La Corte, dopo aver ricordato che le misure adottate negli ultimi anni, “hanno avuto un rilievo finanziario limitato e spesso ad essi non sono stati attribuiti effetti specifici traducendosi al più in strumenti per intervenire sulla composizione della spesa o a cui guardare per giustificare la sostenibilità dei contributi aggiuntivi richiesti agli enti” ha posto l’attenzione sugli “interventi volti a semplificare la stessa impalcatura istituzionale, alla ricerca di una configurazione più efficiente ed economica in un momento di forte tensione per una riduzione della spesa improduttiva”.
A ciò sono stati mirati i provvedimenti sulle unità rappresentative di minori dimensioni, sulle province, sulla revisione delle competenze tra livelli di governo. “Un processo a cui non è estraneo il mutamento di indirizzo registrato sul fronte delle esternalizzazioni dei servizi che si era tradotto, nello scorso decennio, in un forte ampliamento nel ricorso a società controllate dalle amministrazioni stesse”.
Sul tema specifico delle Province, la Corte ricorda che la legislatura che si è aperta dovrà riaffrontare la questione del destino di tale assetto istituzionale e organizzativo, guardando sia ai possibili risparmi di spesa diverse opzioni perseguibili sia, soprattutto, alle migliori modalità di gestione delle funzioni a queste finora affidate.
A tale riguardo, finalmente, la Corte dei Conti – a differenza di gran parte dei politici e dei commentatori sottolinea come “non vanno dimenticati i compiti di tali enti in tema di istruzione pubblica, gestione del territorio e dell’ambiente ma anche in materia di trasporti e sviluppo economico”.
E soprattutto l’analisi sui veri risparmi di spesa – senza considerare i costi di una riattribuzione di competenze o le conseguenza negative in termini di efficienza dei servizi – che deriverebbero dalla abolizione totale delle Province.
Una prima stima – ricorda la Corte dei Conti – dei risparmi conseguibili è stata condotta dal Governo Monti in relazione al ridisegno previsto dal DL 95/2012.
Come è noto, la revisione nelle regioni a statuto ordinario, anche in ragione dell’istituzione delle città metropolitane, comportava una significativa riduzione degli enti: si passava dalla attuali 86 province a 51.

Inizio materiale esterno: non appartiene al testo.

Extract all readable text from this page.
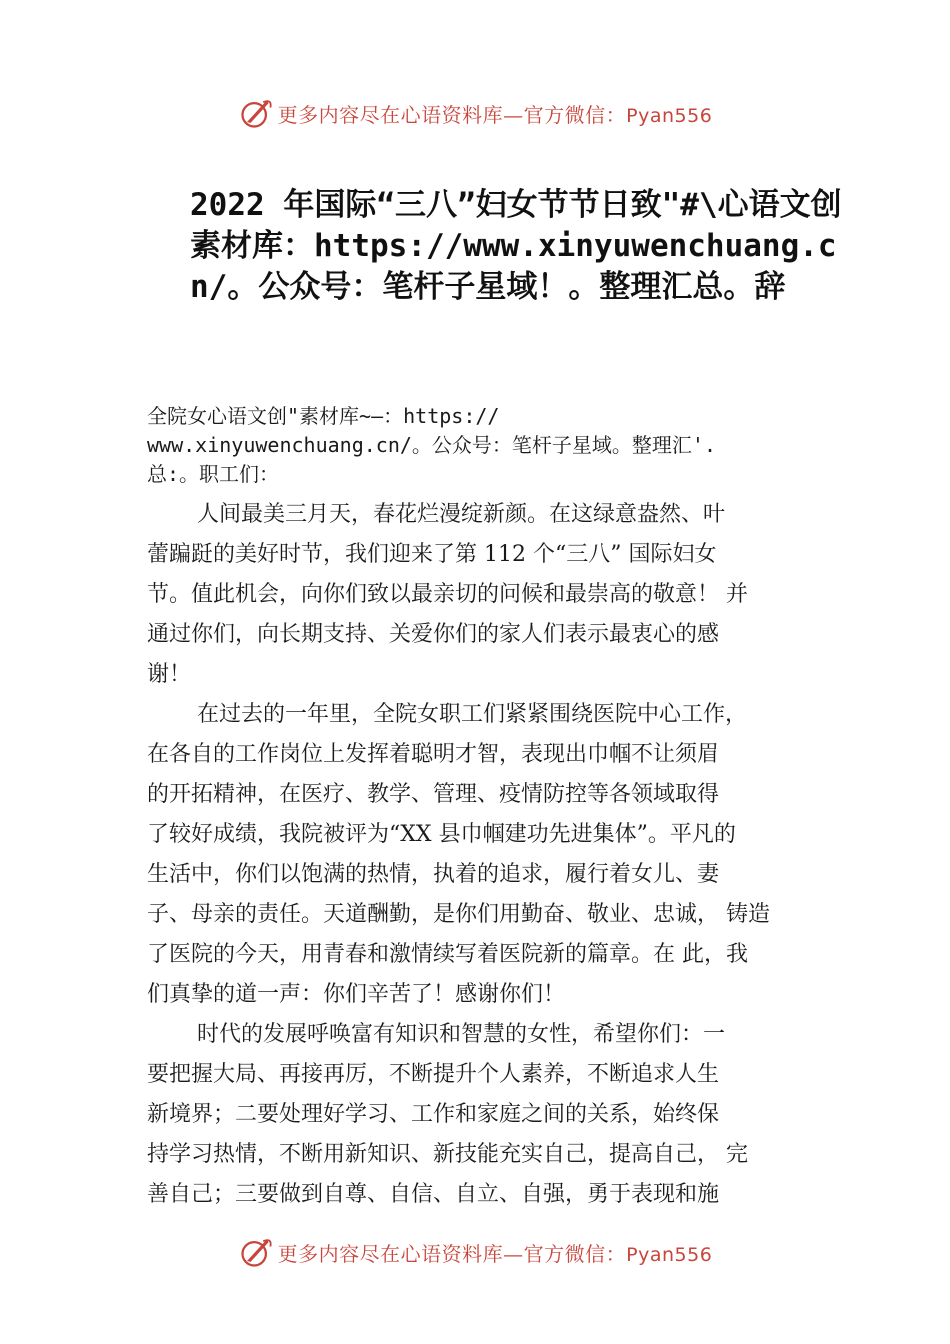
更多内容尽在心语资料库—官方微信：Pyan556
2022 年国际“三八”妇女节节日致"#\心语文创素材库：https://www.xinyuwenchuang.cn/。公众号：笔杆子星域！。整理汇总。辞
全院女心语文创"素材库~—：https://
www.xinyuwenchuang.cn/。公众号：笔杆子星域。整理汇'.
总:。职工们：
人间最美三月天，春花烂漫绽新颜。在这绿意盎然、叶
蕾蹁跹的美好时节，我们迎来了第 112 个“三八” 国际妇女
节。值此机会，向你们致以最亲切的问候和最崇高的敬意！ 并
通过你们，向长期支持、关爱你们的家人们表示最衷心的感
谢！
在过去的一年里，全院女职工们紧紧围绕医院中心工作，
在各自的工作岗位上发挥着聪明才智，表现出巾帼不让须眉
的开拓精神，在医疗、教学、管理、疫情防控等各领域取得
了较好成绩，我院被评为“XX 县巾帼建功先进集体”。平凡的
生活中，你们以饱满的热情，执着的追求，履行着女儿、妻
子、母亲的责任。天道酬勤，是你们用勤奋、敬业、忠诚， 铸造
了医院的今天，用青春和激情续写着医院新的篇章。在 此，我
们真挚的道一声：你们辛苦了！感谢你们！
时代的发展呼唤富有知识和智慧的女性，希望你们：一
要把握大局、再接再厉，不断提升个人素养，不断追求人生
新境界；二要处理好学习、工作和家庭之间的关系，始终保
持学习热情，不断用新知识、新技能充实自己，提高自己， 完
善自己；三要做到自尊、自信、自立、自强，勇于表现和施
更多内容尽在心语资料库—官方微信：Pyan556
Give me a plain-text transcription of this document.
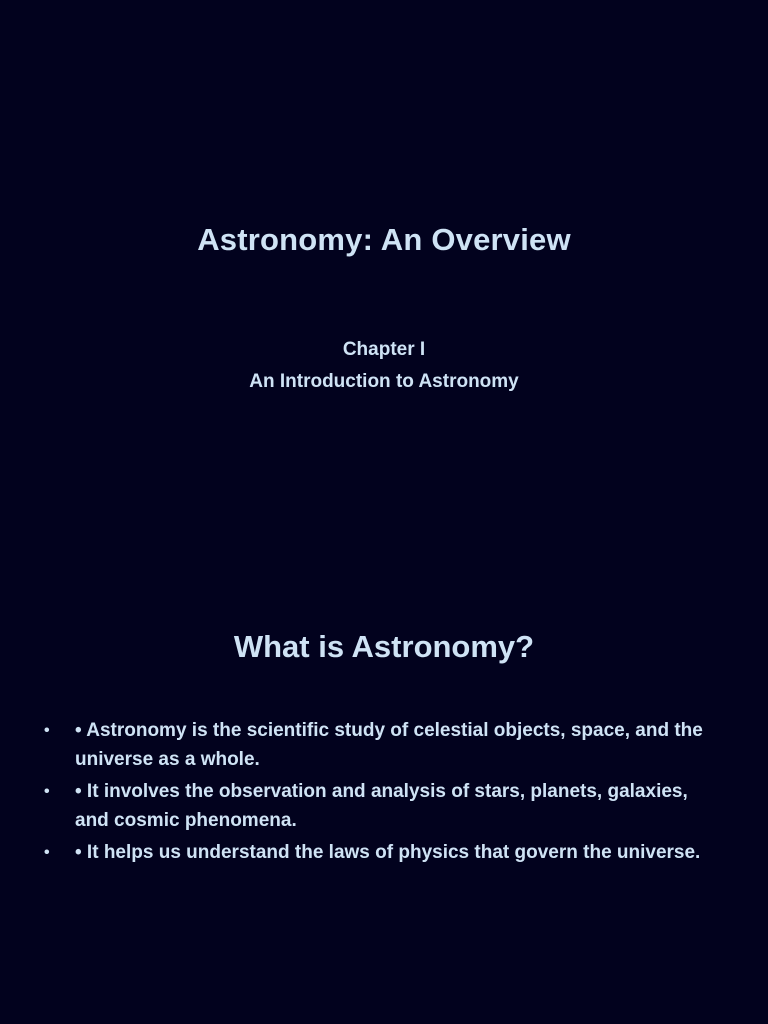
Astronomy: An Overview
Chapter I
An Introduction to Astronomy
What is Astronomy?
• • Astronomy is the scientific study of celestial objects, space, and the universe as a whole.
• • It involves the observation and analysis of stars, planets, galaxies, and cosmic phenomena.
• • It helps us understand the laws of physics that govern the universe.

Un ridisegno che mirava a incidere sulle spese correnti: pur non potendosi rilevare significative differenze nella spesa pro capite legate alla dimensione geografica delle province, l’esame relativo alla dimensione misurata in termini di popolazione offriva, nelle stime del Governo, risultati di maggior rilievo, mostrando un andamento della spesa inversamente proporzionale alla dimensione della popolazione amministrata.
L’accorpamento degli enti mirava, quindi, a cogliere le economie di scala rese evidenti dall’analisi statistica.
Come messo in rilievo nello studio condotto dal Ministro Giarda, “al crescere del 10 per cento della popolazione amministrata la spesa corrente cresce del solo 7,7 per cento”, mentre una maggiore superficie non sembra richiedere una maggiore spesa per abitante. In base alla spesa pro capite stimata per le 51 nuove province individuate, il lavoro stimava risparmi di spesa pari a circa 370 milioni.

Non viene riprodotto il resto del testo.